CETIQT - Centro de Tecnologia da Indústria Química e Têxtil
- Type: Professional school and Professional development center
- Parent institution: SENAI - Serviço Nacional de Aprendizagem Industrial
- Location: Rio de Janeiro, Rio de Janeiro, Brazil 22°59′49″S 43°21′39″W﻿ / ﻿22.9969°S 43.3608°W
- Campus: Campus Barra (Avenida Luís Carlos Prestes, 230 - Barra da Tijuca);
- Website: https://senaicetiqt.com/

= CETIQT =

CETIQT (Centro de Tecnologia da Indústria Química e Têxtil; English: Technology Center of Chemical and Textile Industry) is a higher education institution and a center for professional development focused on the textile and chemical industries in Brazil. It is located in Rio de Janeiro, at the Barra da Tijuca Campus, on Avenida Luís Carlos Prestes, 230, in the Barra da Tijuca neighborhood.

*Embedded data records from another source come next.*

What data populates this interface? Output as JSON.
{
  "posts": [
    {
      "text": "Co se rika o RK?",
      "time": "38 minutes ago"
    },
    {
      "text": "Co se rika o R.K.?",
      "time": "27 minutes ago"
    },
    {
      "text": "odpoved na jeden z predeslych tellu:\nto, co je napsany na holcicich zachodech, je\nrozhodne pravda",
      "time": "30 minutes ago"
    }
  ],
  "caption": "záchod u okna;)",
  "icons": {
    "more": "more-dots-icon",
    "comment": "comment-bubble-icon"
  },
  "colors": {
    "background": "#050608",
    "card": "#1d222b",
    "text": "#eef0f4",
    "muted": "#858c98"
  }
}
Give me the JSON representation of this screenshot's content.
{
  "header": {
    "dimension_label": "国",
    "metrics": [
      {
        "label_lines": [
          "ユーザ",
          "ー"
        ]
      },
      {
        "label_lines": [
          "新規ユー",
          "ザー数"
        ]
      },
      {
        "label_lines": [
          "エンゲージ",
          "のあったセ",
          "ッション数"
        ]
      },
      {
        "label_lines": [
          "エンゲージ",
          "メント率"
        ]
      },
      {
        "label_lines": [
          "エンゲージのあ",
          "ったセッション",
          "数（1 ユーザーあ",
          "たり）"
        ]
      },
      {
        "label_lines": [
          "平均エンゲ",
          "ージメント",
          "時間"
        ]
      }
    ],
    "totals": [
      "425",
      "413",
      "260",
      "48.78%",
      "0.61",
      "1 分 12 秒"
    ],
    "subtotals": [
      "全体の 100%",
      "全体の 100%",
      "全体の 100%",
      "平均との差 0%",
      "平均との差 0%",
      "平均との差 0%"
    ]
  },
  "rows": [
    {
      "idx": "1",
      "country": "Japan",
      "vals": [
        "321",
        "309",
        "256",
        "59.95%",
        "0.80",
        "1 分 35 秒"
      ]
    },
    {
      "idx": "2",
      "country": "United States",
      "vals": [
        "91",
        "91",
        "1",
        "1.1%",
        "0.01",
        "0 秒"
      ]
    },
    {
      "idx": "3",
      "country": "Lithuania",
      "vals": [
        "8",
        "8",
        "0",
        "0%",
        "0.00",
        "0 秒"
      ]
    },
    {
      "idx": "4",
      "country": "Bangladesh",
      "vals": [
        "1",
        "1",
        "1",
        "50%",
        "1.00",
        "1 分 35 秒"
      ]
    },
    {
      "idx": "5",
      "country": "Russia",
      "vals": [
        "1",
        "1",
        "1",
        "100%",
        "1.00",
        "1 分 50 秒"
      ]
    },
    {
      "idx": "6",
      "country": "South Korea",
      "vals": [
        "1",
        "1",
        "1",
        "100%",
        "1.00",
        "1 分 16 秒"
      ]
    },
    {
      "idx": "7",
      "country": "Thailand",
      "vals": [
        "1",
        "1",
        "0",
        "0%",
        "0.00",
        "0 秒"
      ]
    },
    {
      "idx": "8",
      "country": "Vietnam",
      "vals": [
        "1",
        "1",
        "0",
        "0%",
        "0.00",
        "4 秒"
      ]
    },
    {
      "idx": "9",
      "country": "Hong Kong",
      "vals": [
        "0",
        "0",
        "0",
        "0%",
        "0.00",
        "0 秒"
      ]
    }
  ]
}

CETIQT is one of the units of SENAI (Serviço Nacional de Aprendizagem Industrial; English: National Service for Industrial Training), maintained by the Brazilian Confederation of Industry. It offers undergraduate, postgraduate, and extension courses, specializing in the training of professionals for the industrial sector. Currently, it has two undergraduate programs: Chemical Engineering and Fashion Design.